There’s no single answer to this, since you can build a compiler any number of ways. For instance: Forth, another stack based language, is a language that compiles code by reading one word at a time, looking up that word’s address in memory, and writing that address into the current definition (this is a little simplified, but gets the idea across). This is not the same method that Callisto uses at all.
Most compilers, however, work in largely the same way, and Callisto is no exception. Typically, the following steps are involved:
- Lexing: The source code given to the compiler is just a plain text file, so we need to start making sense of it. The first step is to take this text and split it into “tokens” of one or more characters – numbers, strings, identifiers, special characters – any span of text with a specific meaning.
- Parsing: The tokens produced by the lexer are still just stored as a flat list, but most programming languages have more structure than that, like loops, conditionals, and functions. The parser takes the tokens from the lexer, and identifies these structures, producing a tree structure known as an abstract syntax tree (AST).
- Intermediate Representation: Many compilers convert the code into one or more additional formats along the way, which makes more advanced optimisation passes easier, and simplifies the process of supporting additional architectures.
- Optimisation: Just generating output machine code that directly maps to the structure of the source code often produces inefficient programs, so most compilers will perform some optimisation passes before getting to the final output. This can include simple things like constant folding, as well as more complex optimisations that require control flow analysis.
- Code Generation: Finally, the compiler needs to produce a final output containing machine code for the target computer (or in some cases, including Callisto, assembly code that can be assembled into such machine code).
Callisto’s compiler doesn’t use an intermediate representation, instead opting to directly compile from the AST to assembly (not machine code). Its optimisation pass is also quite simple for the time being, with only the ability to remove unused functions.
Callisto’s Structure
So how does all of this look in Callisto? The compiler is reasonably small and understandable, so I’ll break this down file by file. I’m referencing version b0.9.0 of callisto-lang/compiler, so it’s possible that some things will have changed since then. Callisto’s compiler is written in D, which should look pretty familiar if you’ve worked with pretty much any C-style language.
Callisto is not my project, almost everything in the compiler was written by yeti. I’ll do my best to explain how it works here, but I’m certainly not claiming credit for any of this, nor am I guaranteeing that everything will be 100% correct.
app.d
Everything starts here, in the main function. A large portion of the function deals with the various command line options that can be passed into the compiler. Most of these are pretty simple, just setting some variables for later use, but there are a few options that are particularly interesting.

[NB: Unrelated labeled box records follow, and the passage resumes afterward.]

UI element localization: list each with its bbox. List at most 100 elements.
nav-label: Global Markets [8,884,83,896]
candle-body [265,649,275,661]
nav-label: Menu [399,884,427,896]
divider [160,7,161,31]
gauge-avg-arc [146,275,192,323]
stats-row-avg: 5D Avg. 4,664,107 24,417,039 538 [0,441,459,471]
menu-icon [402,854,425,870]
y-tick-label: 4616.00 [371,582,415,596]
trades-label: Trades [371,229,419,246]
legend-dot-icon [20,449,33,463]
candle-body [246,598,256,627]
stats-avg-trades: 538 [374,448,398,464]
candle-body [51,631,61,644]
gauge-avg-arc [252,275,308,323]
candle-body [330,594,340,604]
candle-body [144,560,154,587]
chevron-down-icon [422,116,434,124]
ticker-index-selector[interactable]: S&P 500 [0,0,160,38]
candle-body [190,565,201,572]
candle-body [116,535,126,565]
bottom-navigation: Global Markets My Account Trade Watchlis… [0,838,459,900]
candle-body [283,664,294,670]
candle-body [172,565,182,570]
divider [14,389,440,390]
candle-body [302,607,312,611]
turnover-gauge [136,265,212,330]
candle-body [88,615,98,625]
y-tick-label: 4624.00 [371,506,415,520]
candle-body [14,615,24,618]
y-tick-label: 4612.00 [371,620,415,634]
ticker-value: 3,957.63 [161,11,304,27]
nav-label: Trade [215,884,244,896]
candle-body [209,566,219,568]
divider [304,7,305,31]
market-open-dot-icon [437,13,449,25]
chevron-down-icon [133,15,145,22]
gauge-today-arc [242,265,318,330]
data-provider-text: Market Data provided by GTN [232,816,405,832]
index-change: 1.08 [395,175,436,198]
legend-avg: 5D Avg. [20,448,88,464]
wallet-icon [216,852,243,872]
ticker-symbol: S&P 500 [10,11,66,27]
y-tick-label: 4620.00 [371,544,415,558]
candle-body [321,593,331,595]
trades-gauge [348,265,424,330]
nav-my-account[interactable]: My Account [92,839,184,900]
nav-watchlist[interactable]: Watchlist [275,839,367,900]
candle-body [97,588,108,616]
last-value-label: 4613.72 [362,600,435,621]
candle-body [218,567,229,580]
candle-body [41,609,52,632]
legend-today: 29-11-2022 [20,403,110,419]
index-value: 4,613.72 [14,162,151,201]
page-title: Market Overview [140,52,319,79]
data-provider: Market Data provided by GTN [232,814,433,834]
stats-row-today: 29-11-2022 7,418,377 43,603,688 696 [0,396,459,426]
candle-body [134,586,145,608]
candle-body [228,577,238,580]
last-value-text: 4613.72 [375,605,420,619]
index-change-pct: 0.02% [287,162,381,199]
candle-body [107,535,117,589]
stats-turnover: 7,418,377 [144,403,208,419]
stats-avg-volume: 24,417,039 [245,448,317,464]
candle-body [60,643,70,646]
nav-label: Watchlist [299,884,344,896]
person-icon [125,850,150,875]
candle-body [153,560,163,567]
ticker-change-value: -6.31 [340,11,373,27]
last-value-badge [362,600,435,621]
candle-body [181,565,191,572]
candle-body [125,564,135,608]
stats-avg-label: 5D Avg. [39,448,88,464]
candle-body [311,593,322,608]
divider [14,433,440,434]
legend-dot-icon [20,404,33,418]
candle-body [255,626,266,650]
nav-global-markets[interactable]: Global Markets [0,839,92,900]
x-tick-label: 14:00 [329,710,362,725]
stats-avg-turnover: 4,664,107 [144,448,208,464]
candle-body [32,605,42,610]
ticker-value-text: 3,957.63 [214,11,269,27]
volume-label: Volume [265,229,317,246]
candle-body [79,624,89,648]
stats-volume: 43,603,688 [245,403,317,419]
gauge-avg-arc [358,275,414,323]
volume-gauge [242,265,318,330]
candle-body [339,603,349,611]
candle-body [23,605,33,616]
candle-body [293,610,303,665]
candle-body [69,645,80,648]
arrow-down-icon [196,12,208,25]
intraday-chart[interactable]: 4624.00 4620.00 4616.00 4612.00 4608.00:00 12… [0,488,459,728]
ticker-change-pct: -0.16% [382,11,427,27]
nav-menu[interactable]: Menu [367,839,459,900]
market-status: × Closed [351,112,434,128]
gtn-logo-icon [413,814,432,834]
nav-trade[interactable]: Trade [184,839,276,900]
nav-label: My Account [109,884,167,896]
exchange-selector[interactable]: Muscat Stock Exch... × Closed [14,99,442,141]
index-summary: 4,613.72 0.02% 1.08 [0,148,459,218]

Here is the code that reads the -b option:
case "-b": {
++ i;
if (i >= args.length) {
stderr.writeln("-b requires BACKEND parameter");
return 1;
}
switch (args[i]) {
case "rm86": {
backend = new BackendRM86();
break;
}
case "x86_64": {
backend = new BackendX86_64();
break;
}
// ...
default: {
stderr.writefln("Unknown backend '%s'", args[i]);
return 1;
}
}
break;
}
-b is used to select one of a handful of backends. I’ll explain more about what the backends do in a bit, but you can already see that there is one for each CPU architecture Callisto can target. If no backend is selected, the default is to use one that matches the architecture the compiler is running on.
Here’s the -os option:
case "-os": {
++ i;
if (i >= args.length) {
stderr.writeln("-os expects OS argument");
return 1;
}
os = args[i];
break;
}
This one does just set os (representing the target operating system) to whatever value was passed in, but there is also code that runs after the argument parsing to handle the case where no OS was set:
if (os == "DEFAULT") {
os = backend.defaultOS;
}
This default can be set by the backend, and for both x86_64 and arm64, the behaviour is to match the host OS.
The rest of the main function takes care of running the various compilation steps as required. Here is a simplified version of that code:
// Write a header directly to the output assembly
backend.output = header ~ '\n';
// Lex and parse the input file
auto nodes = ParseFile(file);
// Process includes and version blocks
preproc.includeDirs = includeDirs;
preproc.versions = versions;
nodes = preproc.Run(nodes);
// Run the optimiser (dead code elimination)
if (optimise) {
auto codeRemover = new CodeRemover();
codeRemover.Run(nodes);
nodes = codeRemover.res;
}
// Compile the program
compiler.Compile(nodes);
// Run final commands (assemble and link)
if (runFinal) {
compiler.outFile = outFile;
auto finalCommands = compiler.backend.FinalCommands();
foreach (cmd ; finalCommands) {
executeShell(cmd);
}
}
The header output code is mostly only used for the Uxn backend, to create some predefined labels for the system devices, but works across all backends to add extra assembly to the top of the output file.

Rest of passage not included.